Ponchos are for suckers, and suckers were few and far between on Day Two of the 2008 Bonnaroo music festival. Part wet t-shirt contest, part rock’n’roll event of the century, Friday was a pleasantly soggy exercise in bands one-upping one another on the musical sick-o-meter. At the end of the day, though, we had to award the Golden Swim Trunks of Sickness to the following bands:
Sick: Drive By Truckers. Highlight: Before launching into “18 Wheels of Love,“ Patterson Hood recounted the song’s moving back-story about his mother’s love affair with a trucker. Throughout the lengthy spoken-word monologue, he kept repeating, “I know you’re thinking: ‘This m*f* is making this sh*t up.’ It’s all true! I couldn’t make this sh*t up.”

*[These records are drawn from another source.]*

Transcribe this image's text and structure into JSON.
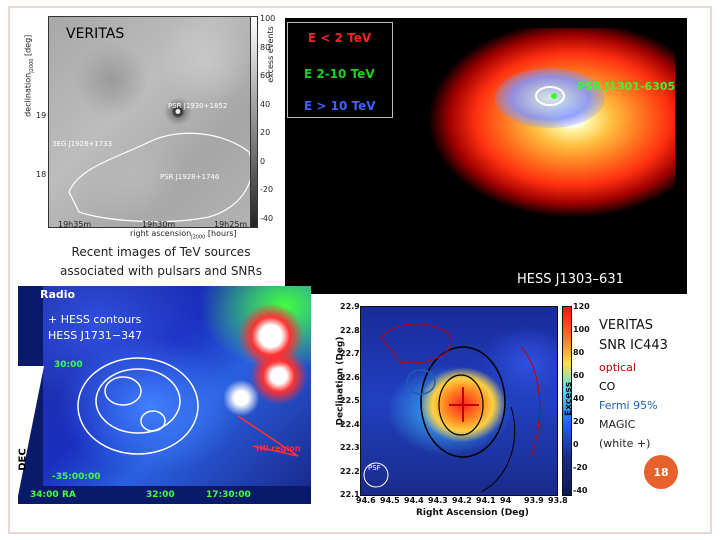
{
  "slide": {
    "page_number": "18",
    "caption": [
      "Recent images of TeV sources",
      "associated with pulsars and SNRs"
    ],
    "accent_color": "#e8602c"
  },
  "veritas_map": {
    "title": "VERITAS",
    "y_label": "declination",
    "y_label_sub": "J2000",
    "y_unit": "[deg]",
    "y_ticks": [
      "19",
      "18"
    ],
    "x_ticks": [
      "19h35m",
      "19h30m",
      "19h25m"
    ],
    "x_label": "right ascension",
    "x_label_sub": "J2000",
    "x_unit": "[hours]",
    "colorbar_label": "excess events",
    "colorbar_ticks": [
      "100",
      "80",
      "60",
      "40",
      "20",
      "0",
      "-20",
      "-40"
    ],
    "sources": [
      "PSR J1930+1852",
      "3EG J1928+1733",
      "PSR J1928+1746"
    ]
  },
  "hess_j1303": {
    "legend": [
      "E < 2 TeV",
      "E 2-10 TeV",
      "E > 10 TeV"
    ],
    "legend_colors": [
      "#ff2020",
      "#20d020",
      "#4060ff"
    ],
    "pulsar": "PSR J1301-6305",
    "caption": "HESS J1303–631"
  },
  "hess_j1731": {
    "band": "Radio",
    "overlay_lines": [
      "+ HESS contours",
      "HESS J1731−347"
    ],
    "region_label": "HII region",
    "y_label": "DEC",
    "y_ticks": [
      "30:00",
      "-35:00:00"
    ],
    "x_ticks": [
      "34:00",
      "RA",
      "32:00",
      "17:30:00"
    ]
  },
  "ic443": {
    "y_label": "Declination (Deg)",
    "y_ticks": [
      "22.9",
      "22.8",
      "22.7",
      "22.6",
      "22.5",
      "22.4",
      "22.3",
      "22.2",
      "22.1"
    ],
    "x_label": "Right Ascension (Deg)",
    "x_ticks": [
      "94.6",
      "94.5",
      "94.4",
      "94.3",
      "94.2",
      "94.1",
      "94",
      "93.9",
      "93.8"
    ],
    "colorbar_label": "Excess",
    "colorbar_ticks": [
      "120",
      "100",
      "80",
      "60",
      "40",
      "20",
      "0",
      "-20",
      "-40"
    ],
    "psf_label": "PSF"
  },
  "ic443_legend": {
    "title_lines": [
      "VERITAS",
      "SNR IC443"
    ],
    "items": [
      {
        "text": "optical",
        "color": "#c00000"
      },
      {
        "text": "CO",
        "color": "#000000"
      },
      {
        "text": "Fermi 95%",
        "color": "#1a5fb4"
      },
      {
        "text": "MAGIC",
        "color": "#222222"
      },
      {
        "text": "(white +)",
        "color": "#222222"
      }
    ]
  }
}
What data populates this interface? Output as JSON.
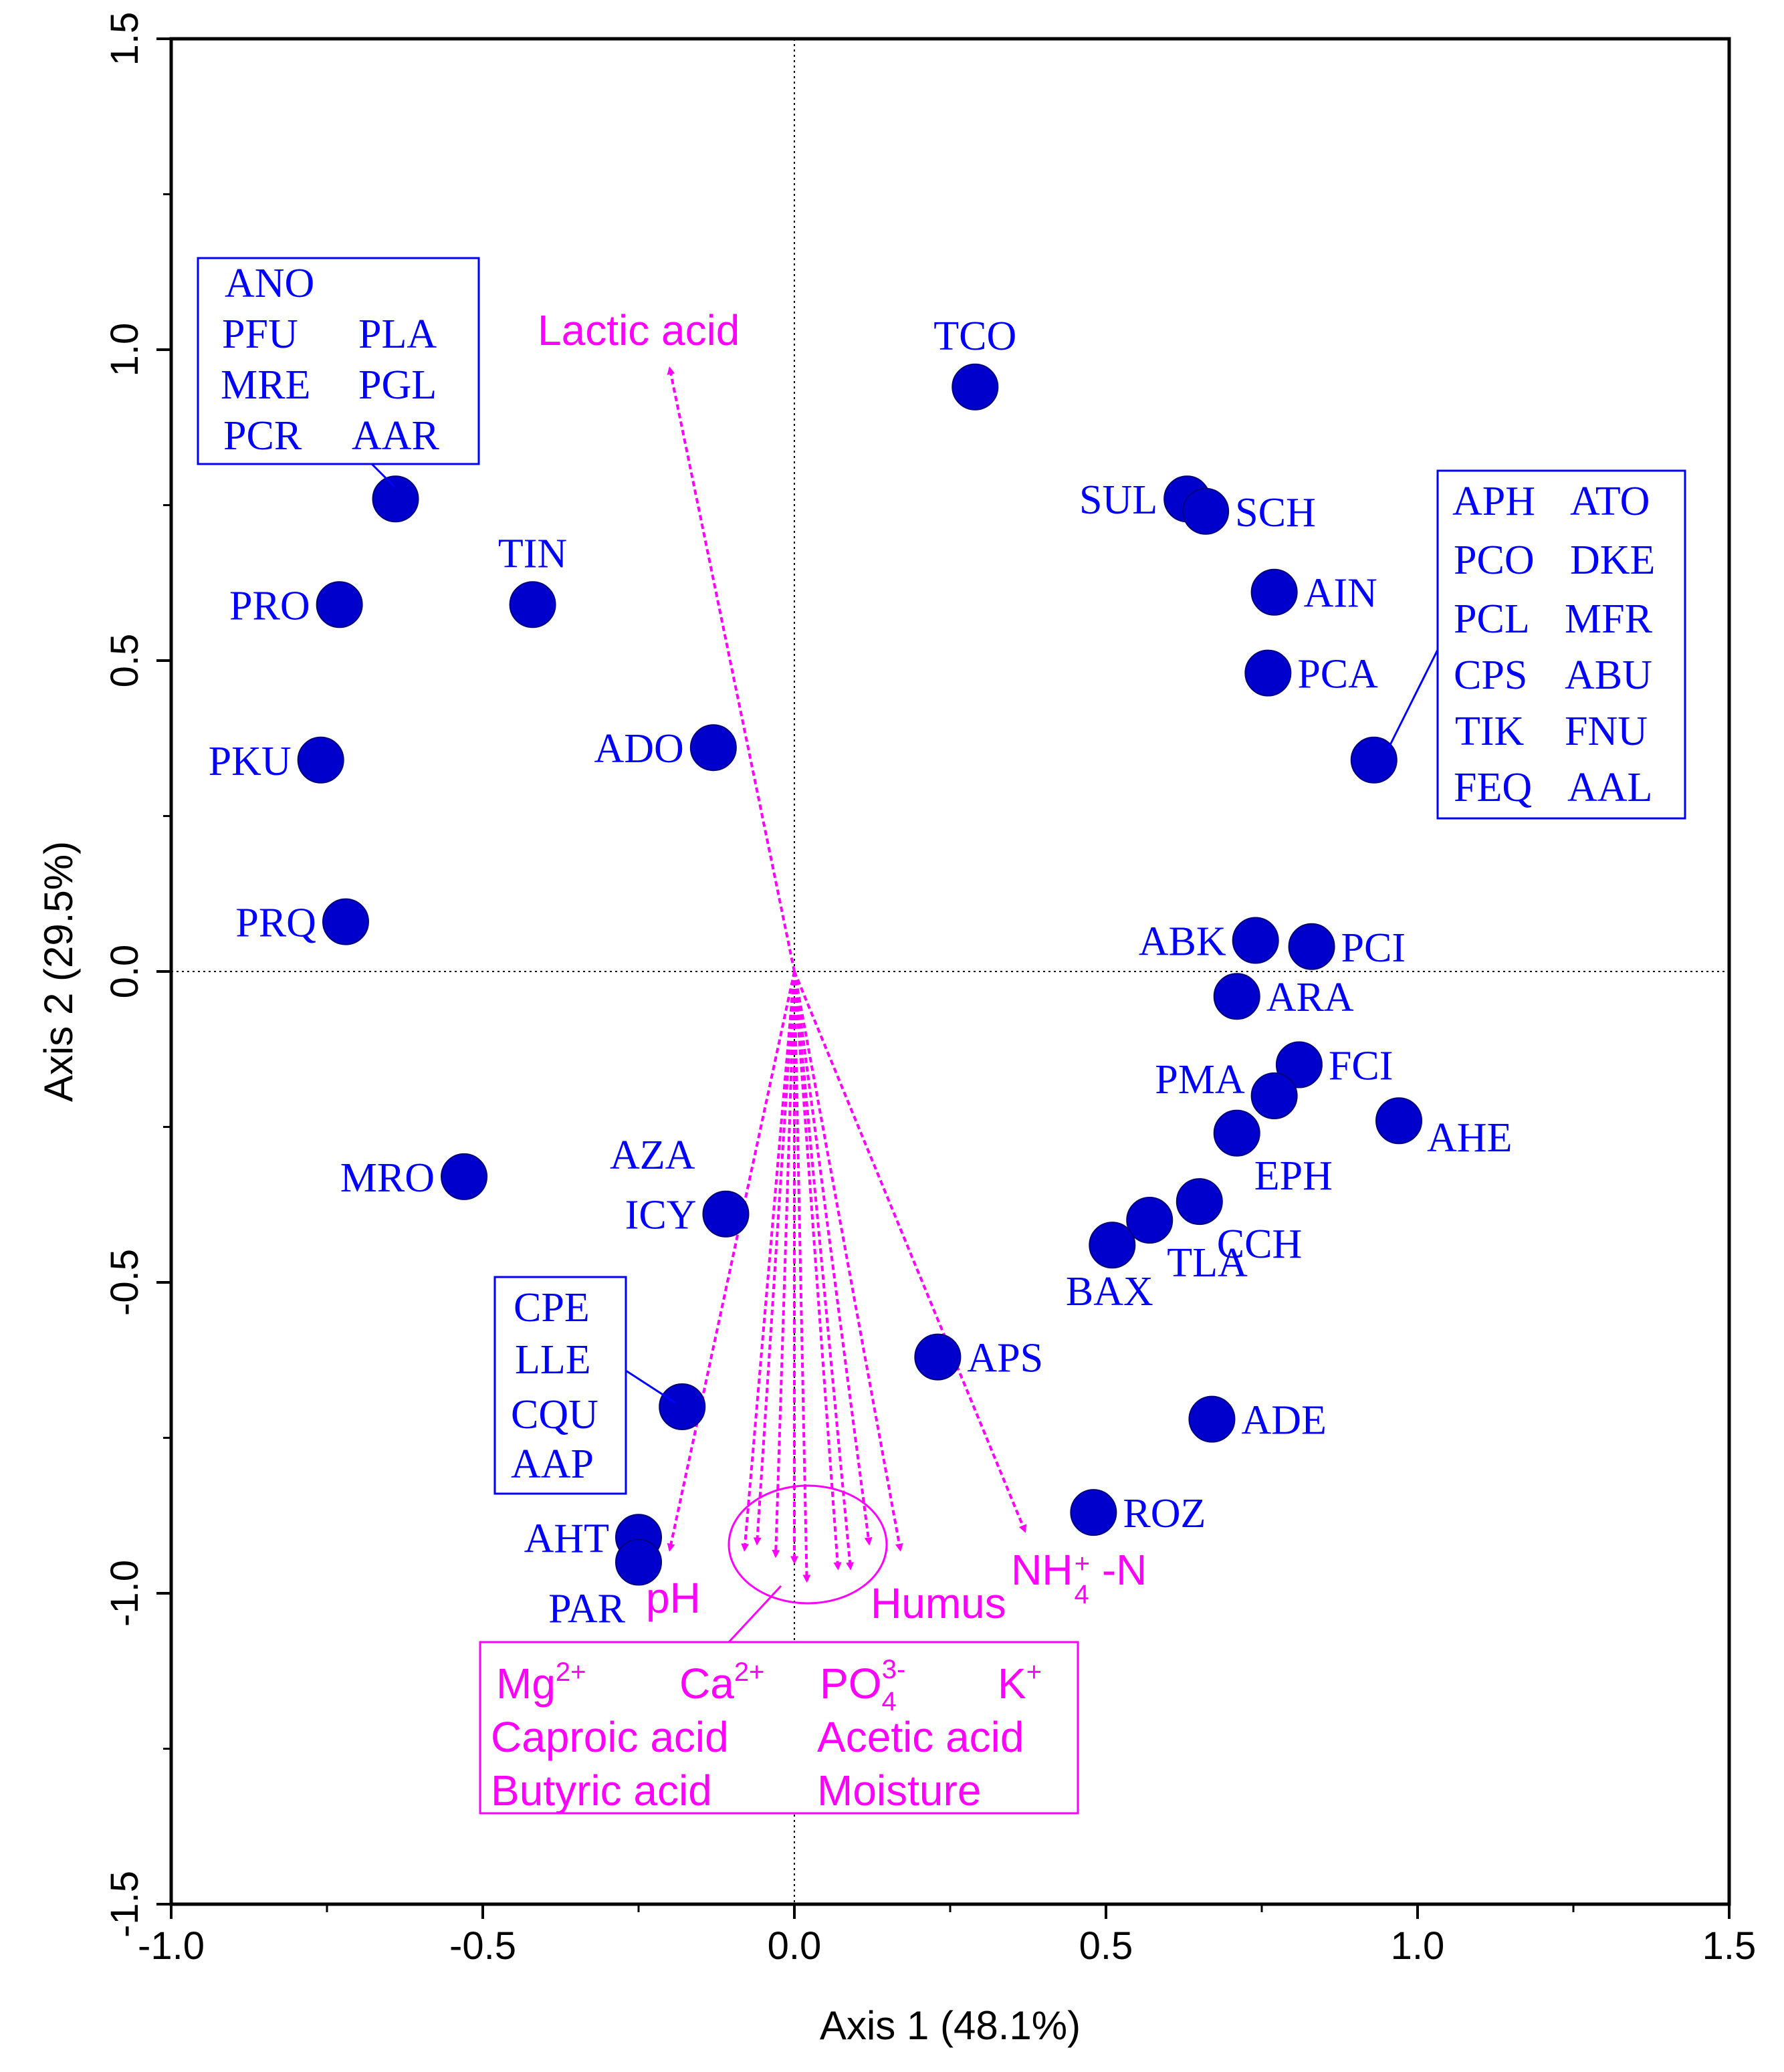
{
  "chart_data": {
    "type": "scatter",
    "subtype": "ordination biplot",
    "xlabel": "Axis 1 (48.1%)",
    "ylabel": "Axis 2 (29.5%)",
    "xlim": [
      -1.0,
      1.5
    ],
    "ylim": [
      -1.5,
      1.5
    ],
    "xticks": [
      "-1.0",
      "-0.5",
      "0.0",
      "0.5",
      "1.0",
      "1.5"
    ],
    "yticks": [
      "-1.5",
      "-1.0",
      "-0.5",
      "0.0",
      "0.5",
      "1.0",
      "1.5"
    ],
    "reference_lines": {
      "x": 0.0,
      "y": 0.0,
      "style": "dotted"
    },
    "colors": {
      "points": "#0000ff",
      "point_fill": "#0000cc",
      "vectors": "#ff00ff",
      "axes": "#000000"
    },
    "species": [
      {
        "label": "TCO",
        "x": 0.29,
        "y": 0.94,
        "label_pos": "above"
      },
      {
        "label": "SUL",
        "x": 0.63,
        "y": 0.76,
        "label_pos": "left"
      },
      {
        "label": "SCH",
        "x": 0.66,
        "y": 0.74,
        "label_pos": "right"
      },
      {
        "label": "AIN",
        "x": 0.77,
        "y": 0.61,
        "label_pos": "right"
      },
      {
        "label": "PCA",
        "x": 0.76,
        "y": 0.48,
        "label_pos": "right"
      },
      {
        "label": "",
        "x": 0.93,
        "y": 0.34,
        "label_pos": "none"
      },
      {
        "label": "",
        "x": -0.64,
        "y": 0.76,
        "label_pos": "none"
      },
      {
        "label": "TIN",
        "x": -0.42,
        "y": 0.59,
        "label_pos": "above"
      },
      {
        "label": "PRO",
        "x": -0.73,
        "y": 0.59,
        "label_pos": "left"
      },
      {
        "label": "ADO",
        "x": -0.13,
        "y": 0.36,
        "label_pos": "left"
      },
      {
        "label": "PKU",
        "x": -0.76,
        "y": 0.34,
        "label_pos": "left"
      },
      {
        "label": "PRQ",
        "x": -0.72,
        "y": 0.08,
        "label_pos": "left"
      },
      {
        "label": "ABK",
        "x": 0.74,
        "y": 0.05,
        "label_pos": "left"
      },
      {
        "label": "PCI",
        "x": 0.83,
        "y": 0.04,
        "label_pos": "right"
      },
      {
        "label": "ARA",
        "x": 0.71,
        "y": -0.04,
        "label_pos": "right"
      },
      {
        "label": "FCI",
        "x": 0.81,
        "y": -0.15,
        "label_pos": "right"
      },
      {
        "label": "PMA",
        "x": 0.77,
        "y": -0.2,
        "label_pos": "left-high"
      },
      {
        "label": "EPH",
        "x": 0.71,
        "y": -0.26,
        "label_pos": "below-right"
      },
      {
        "label": "AHE",
        "x": 0.97,
        "y": -0.24,
        "label_pos": "right-low"
      },
      {
        "label": "CCH",
        "x": 0.65,
        "y": -0.37,
        "label_pos": "below-right"
      },
      {
        "label": "TLA",
        "x": 0.57,
        "y": -0.4,
        "label_pos": "below-right"
      },
      {
        "label": "BAX",
        "x": 0.51,
        "y": -0.44,
        "label_pos": "below"
      },
      {
        "label": "MRO",
        "x": -0.53,
        "y": -0.33,
        "label_pos": "left"
      },
      {
        "label": "ICY",
        "x": -0.11,
        "y": -0.39,
        "label_pos": "left"
      },
      {
        "label": "APS",
        "x": 0.23,
        "y": -0.62,
        "label_pos": "right"
      },
      {
        "label": "ADE",
        "x": 0.67,
        "y": -0.72,
        "label_pos": "right"
      },
      {
        "label": "",
        "x": -0.18,
        "y": -0.7,
        "label_pos": "none"
      },
      {
        "label": "ROZ",
        "x": 0.48,
        "y": -0.87,
        "label_pos": "right"
      },
      {
        "label": "AHT",
        "x": -0.25,
        "y": -0.91,
        "label_pos": "left"
      },
      {
        "label": "PAR",
        "x": -0.25,
        "y": -0.95,
        "label_pos": "below-left"
      }
    ],
    "species_text": {
      "AZA": "AZA"
    },
    "species_groups": [
      {
        "name": "group-left-top",
        "entries": [
          "ANO",
          "PFU",
          "PLA",
          "MRE",
          "PGL",
          "PCR",
          "AAR"
        ]
      },
      {
        "name": "group-right",
        "entries": [
          "APH",
          "ATO",
          "PCO",
          "DKE",
          "PCL",
          "MFR",
          "CPS",
          "ABU",
          "TIK",
          "FNU",
          "FEQ",
          "AAL"
        ]
      },
      {
        "name": "group-left-bottom",
        "entries": [
          "CPE",
          "LLE",
          "CQU",
          "AAP"
        ]
      }
    ],
    "environmental_vectors": [
      {
        "label": "Lactic acid",
        "x": -0.2,
        "y": 0.97
      },
      {
        "label": "pH",
        "x": -0.2,
        "y": -0.93
      },
      {
        "label": "NH4+-N",
        "x": 0.37,
        "y": -0.9
      },
      {
        "label": "Humus",
        "x": 0.17,
        "y": -0.93
      },
      {
        "label": "",
        "x": -0.08,
        "y": -0.93
      },
      {
        "label": "",
        "x": -0.06,
        "y": -0.92
      },
      {
        "label": "",
        "x": -0.03,
        "y": -0.94
      },
      {
        "label": "",
        "x": 0.0,
        "y": -0.95
      },
      {
        "label": "",
        "x": 0.02,
        "y": -0.98
      },
      {
        "label": "",
        "x": 0.07,
        "y": -0.96
      },
      {
        "label": "",
        "x": 0.09,
        "y": -0.96
      },
      {
        "label": "",
        "x": 0.12,
        "y": -0.92
      }
    ],
    "nh4_label": {
      "main": "NH",
      "sub": "4",
      "sup": "+",
      "suffix": " -N"
    },
    "cluster_legend": {
      "mg": "Mg",
      "mg_sup": "2+",
      "ca": "Ca",
      "ca_sup": "2+",
      "po": "PO",
      "po_sub": "4",
      "po_sup": "3-",
      "k": "K",
      "k_sup": "+",
      "caproic": "Caproic acid",
      "acetic": "Acetic acid",
      "butyric": "Butyric acid",
      "moisture": "Moisture"
    }
  }
}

Lots of air guitarists in attendance.
Sicker: Metallica. Of the 80-odd-thousand festival-goers who made it out to this year’s Bonnaroo, approximately 79,999 appeared to be in attendance at Metallica’s early evening set. The music was everything we hoped it would be—including an awesomely epic rendition of “One”—AND there were lots of explosions!!! One Metro Pulse-er, who spent some time on the front row, crawled out of his tent this morning sporting the souvenir “singed eyebrow” look. Rock on.
Sickest: The Raconteurs. You took the words straight out of our mouth, dude. Jack White is a superhero.
Sickest-est: My Morning Jacket. “Did last night really happen?” That was the first question on the lips of many Bonnaroovians upon waking this morning, still damp from MMJ’s rain-soaked midnight-to-3 a.m. set. (Followed closely by: “What time is it?” “Where am I?” And, “How did I get here?”) The Louisville, Ky. band unleashed nothing short of a tsunami-scale wall of sound upon its audience, accompanied by a splashy light show that made even veteran Phish-heads squint their eyes in reverence. Jim James, we salute you.
The rest of the weekend has a hard act to follow. More to come.